Production levels in Angola are expected to soar by 2020 following the country’s restructuring, including the reorganisation of the state oil company Sonangol. This adds to a drastic revision of Angola’s legislation related to oil and gas. The government is determined to spur growth in the sector, encourage exploration in development areas, improve operation efficiencies, reduce taxes, empower the private sector, and attract investors.
“The creation of the new Angola National Petroleum and Gas Agency officially launched through Presidential Decree 49/19 in February 2019, is one of the most significant reforms since 2017” said Sergio Pugliese, the new African Energy Chamber President for Angola, a successful entrepreneur and oil executive, in an interview May 13.
Creation of the ANPG is part of Angola’s efforts to streamline and overhaul the governance of its hydrocarbons sector. The Agency will act as the country’s national concessionaire for hydrocarbon licences and be in charge of regulating the industry and implementing government policy. Up until now, state owned Sonangol was responsible for such licensing activities.

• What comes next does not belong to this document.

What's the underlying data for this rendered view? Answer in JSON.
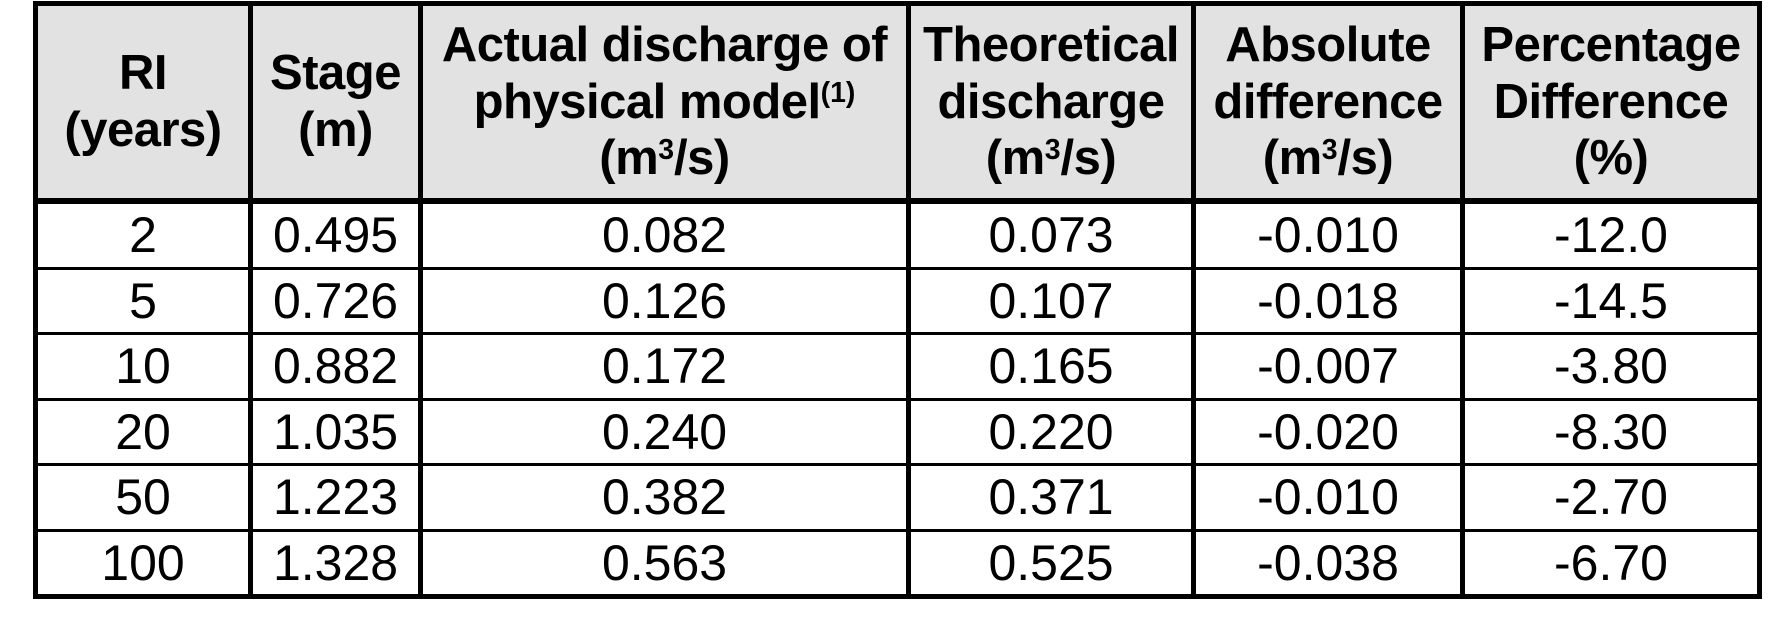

Nigeria’s story with oil and gas sector reform efforts has been neither as significant nor as swift as what is happening in Angola. On April 17, the Nigerian Senate reconsidered the Petroleum Industry Governance Bill (PIGB), which was rejected by President Muhammadu Buhari last year.
The PIGB and six other bills sailed through the Senate after the Senate’s technical committee worked on Buhari’s observations and re-drafted the affected clauses.
The Senate will wait for harmonisation with the House of Representatives after which the bills will be transmitted to the president for assent. Members of the lower chamber are, however, yet to reconsider the bills.
The PIGB is one of four parts of the proposed Petroleum Industry Bill (PIB), which seeks to update the out-dated provisions with a more comprehensive and current petroleum industry law that aligns with global standards. The president, earlier in July 2018, rejected the bill.
“If we’re talking 10 or 20 years ago, there was no discussion about PIGB. Anyone looking at the Nigerian oil sector knew what to expect. But right now if you look at it, you don’t know” Jubril Kareem, an independent energy analyst said in an earlier interview. “You don’t know if the current rules you’re using will be applicable next year. Most companies would rather wait for PIGB to be sorted out before making investment decisions.”
Since 2017 elections, Angola’s oil and gas sector has been featured in numerous conferences aimed at linking top government officials with the global energy industry.
Angola is ranked second largest oil producing in sub-Saharan Africa and an Organisation of Petroleum Exporting Countries’ member with an output of approximately 1.55 million barrels of oil per day and an estimated 17, 704.5 million cubic feet of natural gas production.
The Nigerian National Petroleum Corporation had projected Nigeria’s oil reserves will hit 40 billion barrels by 2020. This was to enable Africa’s biggest oil producer increase daily production capacity to three million barrels per day, earn more revenue and stay relevant in the global oil market. The oil reserves are currently at 37 billion barrels and daily production has average 1.70 million barrels per day.
However, the Nigerian oil and gas industry is currently experiencing declining reserves owing to reduced exploration due to the absence of clear fiscal policy. This has retarded investments flows into the sector. Militancy in the Niger Delta, Nigeria’s major oil producing area has caused much concern also.
Emmanuel Ibe Kachikwu, Minister of State Petroleum Resources, recently said that Nigeria’s oil and gas industry suffers from an investment gap of $100 billion but filled $40 billion in the last two years.
“$40 billion is not enough to drive this industry. Our estimate is that we need about $100 billion in investments to propel this sector. Those investments will go into gas projects, into the pipelines that have to be replaced; they will go into new plants and into the flare policy of the federal government.”